I recently finished George R. R. Martin’s A Feast for Crows, the fourth book of the Song of Ice and Fire series. The series tells the stories of the rises of falls of kings and queens vying for rule of The Seven Kingdoms, the ensuing wars, a dark ancient threat at the edge of the realm, and the men fighting to protect the lands that have all but forgotten them. Each chapter focusing on tells character’s point of view, and there are many of them. Each book has taken on epic proportions. At the conclusion of the fourth novel, Martin explains that as he was writing, he realized the book had grown far too large for a single volume. He decided instead to split the volume, publishing the tale of some characters in A Feast for Crows and saving the rest for A Dance with Dragons. The afterword was dated June 2005, and Martin hoped to have the fifth volume out within the next year. I laughed when I read it, as I knew A Dance with Dragons was not released until early 2011.

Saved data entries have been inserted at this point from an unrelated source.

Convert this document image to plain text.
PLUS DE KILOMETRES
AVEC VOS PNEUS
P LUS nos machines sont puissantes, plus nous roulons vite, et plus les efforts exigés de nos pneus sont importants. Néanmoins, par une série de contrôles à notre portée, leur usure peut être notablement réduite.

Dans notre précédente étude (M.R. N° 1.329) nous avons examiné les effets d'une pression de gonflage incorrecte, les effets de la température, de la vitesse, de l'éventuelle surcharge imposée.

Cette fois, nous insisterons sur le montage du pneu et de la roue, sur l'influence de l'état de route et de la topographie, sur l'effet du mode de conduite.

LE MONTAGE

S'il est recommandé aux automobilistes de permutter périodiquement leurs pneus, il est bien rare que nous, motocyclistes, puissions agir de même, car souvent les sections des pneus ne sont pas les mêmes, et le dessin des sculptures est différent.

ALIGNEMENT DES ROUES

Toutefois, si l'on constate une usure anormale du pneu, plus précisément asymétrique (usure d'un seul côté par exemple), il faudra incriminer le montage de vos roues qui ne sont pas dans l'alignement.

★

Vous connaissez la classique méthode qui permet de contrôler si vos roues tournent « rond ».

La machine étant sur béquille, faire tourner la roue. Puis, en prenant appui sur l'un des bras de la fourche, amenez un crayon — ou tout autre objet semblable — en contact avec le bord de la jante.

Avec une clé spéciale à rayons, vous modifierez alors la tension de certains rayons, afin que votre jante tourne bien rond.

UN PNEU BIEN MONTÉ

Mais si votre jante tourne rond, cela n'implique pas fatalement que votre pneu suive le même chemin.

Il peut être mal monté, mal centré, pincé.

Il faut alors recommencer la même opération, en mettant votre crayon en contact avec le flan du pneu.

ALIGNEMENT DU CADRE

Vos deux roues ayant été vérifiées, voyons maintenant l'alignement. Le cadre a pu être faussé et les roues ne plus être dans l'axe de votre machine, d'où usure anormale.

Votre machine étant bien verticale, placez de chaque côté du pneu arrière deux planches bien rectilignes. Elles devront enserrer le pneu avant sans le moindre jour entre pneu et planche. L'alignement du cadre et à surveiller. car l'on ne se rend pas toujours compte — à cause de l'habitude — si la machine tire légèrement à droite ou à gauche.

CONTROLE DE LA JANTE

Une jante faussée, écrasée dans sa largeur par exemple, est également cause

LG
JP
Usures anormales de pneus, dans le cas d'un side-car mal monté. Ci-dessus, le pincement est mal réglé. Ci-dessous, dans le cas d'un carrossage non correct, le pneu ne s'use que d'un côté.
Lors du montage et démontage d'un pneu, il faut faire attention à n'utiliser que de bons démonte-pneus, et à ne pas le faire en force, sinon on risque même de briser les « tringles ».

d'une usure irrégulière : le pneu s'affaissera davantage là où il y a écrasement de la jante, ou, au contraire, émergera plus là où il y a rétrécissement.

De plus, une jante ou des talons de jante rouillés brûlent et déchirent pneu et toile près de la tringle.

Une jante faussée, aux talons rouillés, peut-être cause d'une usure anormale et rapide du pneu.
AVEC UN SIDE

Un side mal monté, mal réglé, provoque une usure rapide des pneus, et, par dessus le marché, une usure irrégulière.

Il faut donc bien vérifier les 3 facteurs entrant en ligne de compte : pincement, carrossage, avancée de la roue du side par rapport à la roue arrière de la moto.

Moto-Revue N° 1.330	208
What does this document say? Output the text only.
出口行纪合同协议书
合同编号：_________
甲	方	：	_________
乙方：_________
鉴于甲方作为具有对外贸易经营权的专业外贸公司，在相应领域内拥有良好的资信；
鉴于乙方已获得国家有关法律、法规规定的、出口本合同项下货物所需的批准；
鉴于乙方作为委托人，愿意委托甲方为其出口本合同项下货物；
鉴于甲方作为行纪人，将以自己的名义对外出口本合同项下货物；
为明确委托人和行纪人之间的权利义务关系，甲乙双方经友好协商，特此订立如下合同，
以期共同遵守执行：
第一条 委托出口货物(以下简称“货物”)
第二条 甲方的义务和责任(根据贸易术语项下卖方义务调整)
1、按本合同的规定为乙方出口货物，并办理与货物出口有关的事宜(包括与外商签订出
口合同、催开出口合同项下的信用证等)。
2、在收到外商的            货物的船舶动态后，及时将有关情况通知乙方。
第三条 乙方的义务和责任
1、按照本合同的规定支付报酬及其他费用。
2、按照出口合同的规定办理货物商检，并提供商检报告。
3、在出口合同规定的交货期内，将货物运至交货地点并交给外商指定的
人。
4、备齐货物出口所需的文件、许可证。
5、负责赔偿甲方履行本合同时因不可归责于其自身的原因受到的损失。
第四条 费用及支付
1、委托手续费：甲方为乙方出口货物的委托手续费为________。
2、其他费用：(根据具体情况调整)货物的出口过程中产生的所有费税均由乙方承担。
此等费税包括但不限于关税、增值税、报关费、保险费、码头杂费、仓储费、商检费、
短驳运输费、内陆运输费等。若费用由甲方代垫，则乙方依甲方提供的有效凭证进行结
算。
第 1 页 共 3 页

Of course, life has a tendency of running amok amongst our plans and making us wait for things longer than we intended. This is true even in–or perhaps especially in–scientific careers. The experiments you propose to your thesis committee take twice as long as you think. You’re sure you will be able finish your Ph.D. in 4 years, no problem; it takes six. You’re certain that manuscript is almost ready to go; it’s finally published 2 years later… Rarely does research less time than expected. You’re waiting on other people or administrative clearances. Instruments break. You get ‘sidetracked’ by unexpected findings or other projects. Established techniques stop working, animal models aren’t consistent with previous work, or cell lines aren’t surviving, and you spend weeks or months troubleshooting, getting the system back to where it was so you can move forward at last. The reviewers want those additional experiments. Whatever the cause, your plans take longer than you think.
Yes, …its true your plans take longer than you think to achieve. But I also suspect that today’s economic climate makes it even harder to get to these goals achieved.
Perhaps so but I think it’s important for young scientists to realize that even if your lab is rolling in money, it doesn’t always mean things will happen quickly.